In [8]:
pip install scikit-learn

Collecting scikit-learn
  Downloading scikit_learn-1.5.0-cp310-cp310-win_amd64.whl (11.0 MB)
     ---------------------------------------- 11.0/11.0 MB 1.2 MB/s eta 0:00:00
Collecting joblib>=1.2.0
  Downloading joblib-1.4.2-py3-none-any.whl (301 kB)
     -------------------------------------- 301.8/301.8 kB 1.2 MB/s eta 0:00:00
Collecting threadpoolctl>=3.1.0
  Downloading threadpoolctl-3.5.0-py3-none-any.whl (18 kB)
Collecting scipy>=1.6.0
  Downloading scipy-1.13.0-cp310-cp310-win_amd64.whl (46.2 MB)
     ---------------------------------------- 46.2/46.2 MB 1.2 MB/s eta 0:00:00
Installing collected packages: threadpoolctl, scipy, joblib, scikit-learn
Successfully installed joblib-1.4.2 scikit-learn-1.5.0 scipy-1.13.0 threadpoolctl-3.5.0
Note: you may need to restart the kernel to use updated packages.

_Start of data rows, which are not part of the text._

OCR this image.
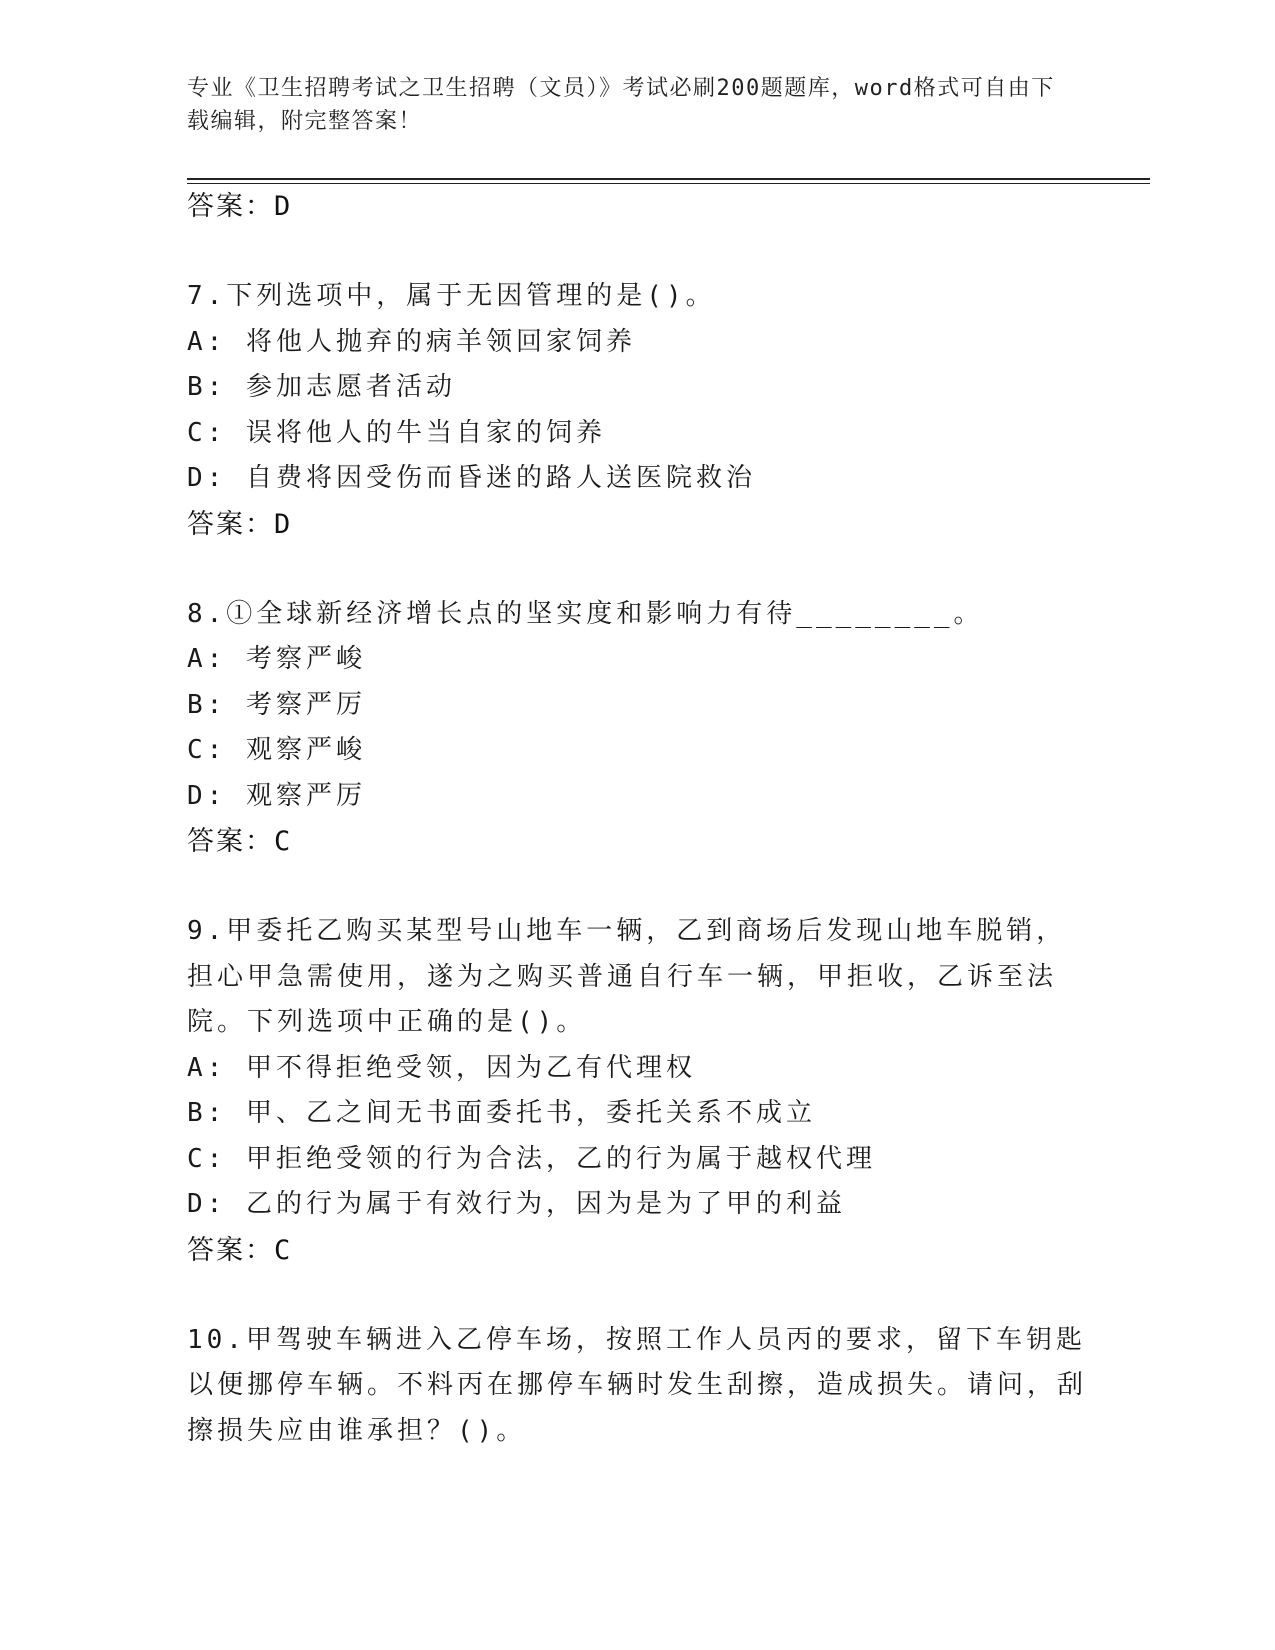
专业《卫生招聘考试之卫生招聘（文员）》考试必刷200题题库，word格式可自由下载编辑，附完整答案！
答案：D
7.下列选项中，属于无因管理的是()。
A: 将他人抛弃的病羊领回家饲养
B: 参加志愿者活动
C: 误将他人的牛当自家的饲养
D: 自费将因受伤而昏迷的路人送医院救治
答案：D
8.①全球新经济增长点的坚实度和影响力有待________。
A: 考察严峻
B: 考察严厉
C: 观察严峻
D: 观察严厉
答案：C
9.甲委托乙购买某型号山地车一辆，乙到商场后发现山地车脱销，担心甲急需使用，遂为之购买普通自行车一辆，甲拒收，乙诉至法院。下列选项中正确的是()。
A: 甲不得拒绝受领，因为乙有代理权
B: 甲、乙之间无书面委托书，委托关系不成立
C: 甲拒绝受领的行为合法，乙的行为属于越权代理
D: 乙的行为属于有效行为，因为是为了甲的利益
答案：C
10.甲驾驶车辆进入乙停车场，按照工作人员丙的要求，留下车钥匙以便挪停车辆。不料丙在挪停车辆时发生刮擦，造成损失。请问，刮擦损失应由谁承担？()。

[notice] A new release of pip available: 22.2.2 -> 24.0
[notice] To update, run: python.exe -m pip install --upgrade pip


In [9]:
import os
import cv2
import json
import numpy as np
import pandas as pd
from urllib.parse import urlparse
import tensorflow as tf
from tensorflow.keras.models import Sequential
from tensorflow.keras.layers import Dense, Dropout, Flatten
from tensorflow.keras.layers import Conv2D, MaxPooling2D
from tensorflow.keras.preprocessing.image import ImageDataGenerator
from sklearn.model_selection import train_test_split

In [10]:
# Load and preprocess the dataset

def parse_url(url):
    parsed_url = urlparse(url)
    domain = parsed_url.netloc
    return f"{domain}.jpg"

def load_data():
    # Implement loading and preprocessing your dataset 
   
    f = open('lighthouse_report.json')
    data = json.load(f)['lighthouseReports']
    f.close

    ratings = pd.DataFrame(data)
    
    ratings['filepath'] = ratings['url'].apply(parse_url)
    ratings.drop('id', axis=1, inplace=True)
        
    images = []
    for i in range(0,len(ratings)):
        filepath = ratings['filepath'][i]
        images.append(cv2.imread('images/{0}'.format(filepath),0))
    
    return np.array(images), np.array(ratings['seo'])

In [28]:
images, ratings = load_data()
images = images / 255.0  # normalize images

print(images.shape)

X_train, X_test, y_train, y_test = train_test_split(images, ratings, test_size=0.2, random_state=42)

print(y_train)


(43, 224, 224)
[ 85.  83.  85.  92.  92.  92.  92. 100. 100. 100.  92.  83.  75.  83.
  83.  92.  92. 100.  73.  77. 100.  85.  92.  73.  83. 100. 100.  92.
  83.  83.  92.  58.  85.  77.]


In [29]:

# Define the model
model = Sequential([
    Conv2D(32, kernel_size=(3, 3), activation='relu', input_shape=(224, 224, 1)),
    MaxPooling2D(pool_size=(2, 2)),
    Dropout(0.25),
    Conv2D(64, (3, 3), activation='relu'),
    MaxPooling2D(pool_size=(2, 2)),
    Dropout(0.25),
    Flatten(),
    Dense(128, activation='relu'),
    Dropout(0.5),
    Dense(1, activation='linear')  # Output layer for regression
])

model.compile(optimizer='adam', loss='mean_squared_error', metrics=['mae'])
model.summary()

# Train the model
history = model.fit(X_train, y_train, epochs=200, validation_split=0.2, batch_size=32)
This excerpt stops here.